Test Case ID,summary

TC-16610,“verify that user is able to u_pdate 'active' attribute  'false ' on adding “new category records” using 'v3/definition/categories' PUT API on specifying the 'active' attribute 'true'”
TC-16609,“verify that user is able to u_pdate 'active' attribute  'true ' on adding “new category records” using 'v3/definition/categories' PUT API on specifying the 'active' attribute 'false'”

但是,如果我添加单个逗号,则无法解析:

Test Case ID,summary
,
TC-16610,“verify that user is able to u_pdate 'active' attribute  'false ' on adding “new category records” using 'v3/definition/categories' PUT API on specifying the 'active' attribute 'true'”
TC-16609,“verify that user is able to u_pdate 'active' attribute  'true ' on adding “new category records” using 'v3/definition/categories' PUT API on specifying the 'active' attribute 'false'”

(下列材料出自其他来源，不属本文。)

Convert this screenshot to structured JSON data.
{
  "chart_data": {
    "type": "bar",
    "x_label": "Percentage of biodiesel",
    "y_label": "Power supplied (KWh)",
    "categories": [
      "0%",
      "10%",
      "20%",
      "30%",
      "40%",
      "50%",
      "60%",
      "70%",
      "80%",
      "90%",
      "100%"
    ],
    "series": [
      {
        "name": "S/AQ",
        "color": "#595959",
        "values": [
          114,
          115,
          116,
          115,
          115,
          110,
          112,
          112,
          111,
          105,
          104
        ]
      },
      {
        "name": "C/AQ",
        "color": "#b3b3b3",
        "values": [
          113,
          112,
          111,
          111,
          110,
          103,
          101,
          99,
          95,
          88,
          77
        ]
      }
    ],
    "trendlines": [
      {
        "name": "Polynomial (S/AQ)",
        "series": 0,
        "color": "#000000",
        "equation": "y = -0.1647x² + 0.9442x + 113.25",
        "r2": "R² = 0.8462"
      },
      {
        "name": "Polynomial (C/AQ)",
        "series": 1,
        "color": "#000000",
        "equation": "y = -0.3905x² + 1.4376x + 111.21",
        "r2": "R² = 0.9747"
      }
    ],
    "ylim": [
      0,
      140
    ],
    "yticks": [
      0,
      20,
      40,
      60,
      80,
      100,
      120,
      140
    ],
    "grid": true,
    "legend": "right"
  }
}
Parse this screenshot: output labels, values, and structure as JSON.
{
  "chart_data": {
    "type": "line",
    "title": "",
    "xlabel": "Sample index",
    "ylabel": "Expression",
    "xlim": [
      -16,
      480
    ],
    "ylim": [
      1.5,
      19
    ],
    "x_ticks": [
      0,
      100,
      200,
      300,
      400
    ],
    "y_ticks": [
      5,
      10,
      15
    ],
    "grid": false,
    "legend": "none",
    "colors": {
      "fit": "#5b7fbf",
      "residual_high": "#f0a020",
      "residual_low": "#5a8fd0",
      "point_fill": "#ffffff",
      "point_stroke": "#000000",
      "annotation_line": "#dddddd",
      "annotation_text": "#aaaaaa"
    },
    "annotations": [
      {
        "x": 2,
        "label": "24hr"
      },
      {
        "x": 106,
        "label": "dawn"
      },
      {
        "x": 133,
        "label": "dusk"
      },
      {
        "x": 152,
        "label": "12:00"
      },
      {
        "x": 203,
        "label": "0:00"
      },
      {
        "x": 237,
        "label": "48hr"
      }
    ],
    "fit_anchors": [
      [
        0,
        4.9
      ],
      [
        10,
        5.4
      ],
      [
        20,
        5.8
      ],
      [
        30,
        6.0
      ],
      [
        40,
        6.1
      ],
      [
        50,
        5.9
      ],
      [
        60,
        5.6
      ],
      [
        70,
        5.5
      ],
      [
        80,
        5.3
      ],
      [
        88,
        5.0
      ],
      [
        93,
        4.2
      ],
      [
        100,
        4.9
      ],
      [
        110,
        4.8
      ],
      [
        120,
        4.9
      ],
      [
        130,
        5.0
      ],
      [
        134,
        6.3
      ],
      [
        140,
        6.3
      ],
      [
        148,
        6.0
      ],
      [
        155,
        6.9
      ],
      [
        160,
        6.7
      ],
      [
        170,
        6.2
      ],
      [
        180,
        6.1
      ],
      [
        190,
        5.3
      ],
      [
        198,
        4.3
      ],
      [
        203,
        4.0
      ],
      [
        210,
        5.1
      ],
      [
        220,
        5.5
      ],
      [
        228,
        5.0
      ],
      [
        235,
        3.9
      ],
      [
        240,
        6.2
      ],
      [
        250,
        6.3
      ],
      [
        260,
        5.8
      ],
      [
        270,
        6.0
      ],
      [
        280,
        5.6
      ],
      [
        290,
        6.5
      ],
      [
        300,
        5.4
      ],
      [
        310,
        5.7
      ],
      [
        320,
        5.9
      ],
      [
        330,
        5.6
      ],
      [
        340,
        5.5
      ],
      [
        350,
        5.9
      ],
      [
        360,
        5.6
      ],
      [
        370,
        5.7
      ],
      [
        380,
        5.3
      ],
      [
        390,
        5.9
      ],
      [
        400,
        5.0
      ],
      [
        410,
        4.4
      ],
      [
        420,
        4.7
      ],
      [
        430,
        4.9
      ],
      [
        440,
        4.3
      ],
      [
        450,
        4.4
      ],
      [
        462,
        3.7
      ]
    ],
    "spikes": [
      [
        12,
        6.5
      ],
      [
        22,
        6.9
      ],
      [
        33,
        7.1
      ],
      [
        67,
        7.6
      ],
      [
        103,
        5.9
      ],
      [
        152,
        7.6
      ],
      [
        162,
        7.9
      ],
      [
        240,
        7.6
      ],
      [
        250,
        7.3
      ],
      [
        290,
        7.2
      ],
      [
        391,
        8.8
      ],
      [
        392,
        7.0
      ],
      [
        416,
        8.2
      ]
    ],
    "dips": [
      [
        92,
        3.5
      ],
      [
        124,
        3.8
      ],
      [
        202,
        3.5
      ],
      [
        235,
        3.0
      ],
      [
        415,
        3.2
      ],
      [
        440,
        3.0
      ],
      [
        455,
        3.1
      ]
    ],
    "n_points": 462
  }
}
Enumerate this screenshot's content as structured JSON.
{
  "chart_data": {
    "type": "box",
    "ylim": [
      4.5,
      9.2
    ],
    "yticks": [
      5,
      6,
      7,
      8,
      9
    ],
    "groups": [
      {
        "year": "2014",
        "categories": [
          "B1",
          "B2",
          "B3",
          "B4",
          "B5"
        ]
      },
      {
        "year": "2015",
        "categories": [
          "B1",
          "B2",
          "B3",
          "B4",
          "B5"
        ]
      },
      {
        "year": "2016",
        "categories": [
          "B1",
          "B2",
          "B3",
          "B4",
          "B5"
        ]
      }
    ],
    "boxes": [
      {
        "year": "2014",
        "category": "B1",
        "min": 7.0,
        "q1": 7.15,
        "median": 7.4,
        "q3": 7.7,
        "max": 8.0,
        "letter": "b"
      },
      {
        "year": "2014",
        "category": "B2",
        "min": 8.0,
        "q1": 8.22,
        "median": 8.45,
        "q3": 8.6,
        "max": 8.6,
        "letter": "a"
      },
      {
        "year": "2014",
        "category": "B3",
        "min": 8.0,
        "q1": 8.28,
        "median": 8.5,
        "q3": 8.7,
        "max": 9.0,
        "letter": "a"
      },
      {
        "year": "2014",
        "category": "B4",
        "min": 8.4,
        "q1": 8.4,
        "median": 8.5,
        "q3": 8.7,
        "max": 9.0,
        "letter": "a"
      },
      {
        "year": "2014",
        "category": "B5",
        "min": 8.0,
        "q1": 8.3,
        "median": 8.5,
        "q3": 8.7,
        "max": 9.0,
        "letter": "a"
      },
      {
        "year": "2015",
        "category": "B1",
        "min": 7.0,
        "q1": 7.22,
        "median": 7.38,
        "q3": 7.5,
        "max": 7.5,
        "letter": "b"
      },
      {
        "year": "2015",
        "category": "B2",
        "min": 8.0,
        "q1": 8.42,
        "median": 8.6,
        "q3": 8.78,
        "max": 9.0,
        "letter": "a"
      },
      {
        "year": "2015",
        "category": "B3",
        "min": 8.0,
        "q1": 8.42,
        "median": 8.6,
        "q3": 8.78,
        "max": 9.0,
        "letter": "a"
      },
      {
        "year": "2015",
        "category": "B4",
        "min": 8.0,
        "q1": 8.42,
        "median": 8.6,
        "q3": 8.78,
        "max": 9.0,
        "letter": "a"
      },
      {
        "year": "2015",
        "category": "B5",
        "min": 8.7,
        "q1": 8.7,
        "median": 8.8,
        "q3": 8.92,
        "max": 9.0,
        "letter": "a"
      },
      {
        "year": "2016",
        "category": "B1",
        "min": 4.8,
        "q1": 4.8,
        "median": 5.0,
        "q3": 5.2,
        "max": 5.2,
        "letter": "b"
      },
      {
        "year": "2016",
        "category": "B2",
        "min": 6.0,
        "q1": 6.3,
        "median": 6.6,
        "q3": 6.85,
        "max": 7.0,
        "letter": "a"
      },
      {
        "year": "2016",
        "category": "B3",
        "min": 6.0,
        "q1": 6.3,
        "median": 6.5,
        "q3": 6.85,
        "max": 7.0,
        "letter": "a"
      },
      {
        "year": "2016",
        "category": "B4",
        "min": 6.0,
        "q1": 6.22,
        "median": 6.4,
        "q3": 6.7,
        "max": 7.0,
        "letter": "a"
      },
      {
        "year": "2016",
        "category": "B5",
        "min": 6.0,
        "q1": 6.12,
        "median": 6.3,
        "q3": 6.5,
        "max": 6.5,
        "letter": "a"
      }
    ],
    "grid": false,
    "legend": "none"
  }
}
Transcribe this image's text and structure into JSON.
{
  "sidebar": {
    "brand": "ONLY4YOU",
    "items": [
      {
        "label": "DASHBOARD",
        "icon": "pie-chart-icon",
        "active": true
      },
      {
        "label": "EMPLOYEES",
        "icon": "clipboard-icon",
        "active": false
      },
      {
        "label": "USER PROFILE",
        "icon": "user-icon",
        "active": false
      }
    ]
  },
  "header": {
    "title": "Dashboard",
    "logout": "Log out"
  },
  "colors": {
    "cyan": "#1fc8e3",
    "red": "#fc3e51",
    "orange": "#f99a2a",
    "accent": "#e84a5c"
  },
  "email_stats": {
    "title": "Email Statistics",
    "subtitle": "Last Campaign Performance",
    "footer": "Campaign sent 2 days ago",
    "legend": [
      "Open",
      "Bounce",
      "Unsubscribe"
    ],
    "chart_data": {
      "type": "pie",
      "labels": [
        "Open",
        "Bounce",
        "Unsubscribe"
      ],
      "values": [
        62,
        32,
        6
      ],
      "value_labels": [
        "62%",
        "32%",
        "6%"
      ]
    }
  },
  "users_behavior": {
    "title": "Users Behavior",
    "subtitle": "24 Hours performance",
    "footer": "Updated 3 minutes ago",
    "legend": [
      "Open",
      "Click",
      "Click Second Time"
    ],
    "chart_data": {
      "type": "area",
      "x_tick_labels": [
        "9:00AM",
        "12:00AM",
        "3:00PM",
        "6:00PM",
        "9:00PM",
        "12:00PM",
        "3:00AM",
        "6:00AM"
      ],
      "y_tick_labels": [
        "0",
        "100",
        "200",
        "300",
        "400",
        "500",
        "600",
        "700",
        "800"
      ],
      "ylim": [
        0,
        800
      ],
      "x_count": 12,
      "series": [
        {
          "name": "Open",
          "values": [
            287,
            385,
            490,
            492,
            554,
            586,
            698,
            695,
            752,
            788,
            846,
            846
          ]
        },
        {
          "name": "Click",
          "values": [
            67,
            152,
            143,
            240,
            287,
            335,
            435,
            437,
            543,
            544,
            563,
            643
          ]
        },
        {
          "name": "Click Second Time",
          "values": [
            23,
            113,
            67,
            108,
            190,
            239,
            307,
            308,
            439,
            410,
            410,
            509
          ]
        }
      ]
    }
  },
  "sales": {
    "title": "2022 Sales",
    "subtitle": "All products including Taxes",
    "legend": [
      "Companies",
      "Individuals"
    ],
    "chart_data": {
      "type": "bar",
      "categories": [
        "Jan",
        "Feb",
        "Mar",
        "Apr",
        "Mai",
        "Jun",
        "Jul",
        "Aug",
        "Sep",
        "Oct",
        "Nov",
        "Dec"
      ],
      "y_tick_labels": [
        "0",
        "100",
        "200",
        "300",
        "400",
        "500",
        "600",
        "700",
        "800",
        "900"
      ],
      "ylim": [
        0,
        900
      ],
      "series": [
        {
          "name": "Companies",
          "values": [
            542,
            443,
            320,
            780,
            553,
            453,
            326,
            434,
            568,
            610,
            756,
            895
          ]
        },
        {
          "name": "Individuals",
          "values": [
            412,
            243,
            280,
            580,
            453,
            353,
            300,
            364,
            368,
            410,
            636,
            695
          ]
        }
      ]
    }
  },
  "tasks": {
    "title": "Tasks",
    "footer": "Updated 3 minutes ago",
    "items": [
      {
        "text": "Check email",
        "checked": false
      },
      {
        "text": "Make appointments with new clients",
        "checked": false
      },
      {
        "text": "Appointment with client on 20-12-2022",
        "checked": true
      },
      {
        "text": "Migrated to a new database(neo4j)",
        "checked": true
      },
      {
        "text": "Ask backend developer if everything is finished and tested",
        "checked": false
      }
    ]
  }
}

我想解析 csv 文件,即使其中有单个逗号。它应该跳过并解析或验证解析。谁能帮我这个。

我的代码...我在 django 中使用它:

class CsvUpload(forms.Form):
    csv_file = forms.FileField()

    def clean_csv_file(self):
        # Probably worth doing this check first anyway
        value = self.cleaned_data['csv_file']
        if not value.name.endswith('.csv'):
            raise forms.ValidationError('Invalid file type')

        try:
            data = pd.read_csv(value.file, encoding = 'ISO-8859-1', engine='python')

            data.columns= data.columns.str.strip().str.lower()
            data=data.rename(columns = {'test case id':'Test Case ID'})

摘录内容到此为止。